Politique et mathématiques ne font décidément pas bon ménage

Je reviens une nouvelle fois sur cette tendance à se fier à des données chiffrées pour faire des choix politiques. Deux discussions récentes sur les rézosociaux me montrent à nouveau les dégâts que peuvent causer l'application d'une méthode soi-disant scientifique pour faire un choix politique.

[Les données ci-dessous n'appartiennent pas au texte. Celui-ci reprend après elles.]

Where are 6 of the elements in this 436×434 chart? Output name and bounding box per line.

Sur un forum lié à la voiture électrique, nous parlions de l'opportunité de se passer du nucléaire pour alimenter nos bagnoles. L'un de mes interlocuteurs me dit alors de "comparer les nuisances à puissance équivalente" (entre les énergies renouvelables et le nucléaire), pour déterminer ce qui est le plus judicieux/intéressant.
De prime abord, cela ressemble à une démarche objective et neutre, propre à se forger une opinion éclairée. Mais en fait non. C'est une méthodologie réductionniste.
On part en effet du principe qu'entre deux sources d'énergie qui fournissent la même puissance, c'est forcément celle qui apporte le moins de nuisance qui est préférable. Sauf que pour comparer les nuisances, il faut tenir compte du contexte. Si l'endroit où l'on produit et consomme l'énergie est très ensoleillé, le bilan global du photovoltaïque sera meilleur. Sans cours d'eau à proximité pour le refroidir, un réacteur nucléaire ne pourra simplement pas fonctionner, même si sur le papier, sa capacité à produire de l'énergie est gigantesque.
Par ailleurs, cette formulation sous-entend que nous sommes d'accord sur ce qu'est une nuisance. Or nous ne le sommes pas. L'intermittence des énergies renouvelables qui va occasionner des coupures, ou nécessiter des solutions de secours potentiellement polluantes, cette intermittence est-elle une nuisance plus ou moins importante que la gestion des déchets nucléaires sur plusieurs générations ?
Pour se mettre d'accord sur ce qu'est une nuisance, les mathématiques ne suffiront pas, à la fin, il y aura un choix politique. Chacun, en fonction de sa propre perception des choses, aura à se positionner sur les risques et les intérêts de telle ou telle technologie.

Deuxième exemple, l'agriculture conventionnelle comparée à l'agriculture bio. Jacques Caplat explique très bien la chose suivante : lorsqu'on compare les rendements du bio et du conventionnel, on se contente généralement de prendre une semence sélectionnée pour sa faculté à être cultivée intensément (homogénéité du produit, adaptation au climat tempéré, résistance aux insecticides, réaction positive aux engrais...), et de la cultiver conventionnellement d'une part, et sans engrais ni pesticides d'autre part. Devinez qui l'emporte à chaque fois ? Et les études "scientifiques" de conclure : l'agriculture bio ne permettrait pas de nourrir la planète, parce que les rendements sont tout pourris.
Mathématiquement, c'est imparable, on trouve d'ailleurs des dizaines d'études parfaitement bien documentées et chiffrées pour expliquer tout ça.
Mais l'agriculture bio, c'est d'abord et avant tout l'association de cultures, et la sélection de la semence la plus adaptée au contexte, au lieu d'adapter l'environnement à la semence. Les cultures multiples comme les trois sœurs ont des rendements à l'hectare imbattables, mais qui ne correspondent à rien en agriculture conventionnelle car ce n'est pas mécanisable. Dès lors, les maths seules ne suffisent plus à déterminer ce qui est le meilleur pour l'Homme et/ou la planète. Il faut nécessaire en passer par la politique, au sens noble du terme c'est-à-dire l'organisation de la société que l'on souhaite.

Les exemples sont nombreux de "réductionnisme" pour faire échapper à la politique des décisions importantes. Le recul de l'âge de la retraite se base ainsi sur des calculs contestables de l'espérance de vie (fortement influencée par la mortalité infantile, donc sans rapport avec l'âge de la retraite).

Il faut donc bien garder en tête qu'une démonstration scientifique ne suffit pas à déterminer le meilleur choix politique. C'est un élément de décision, bien sûr, mais loin, très loin d'être suffisant.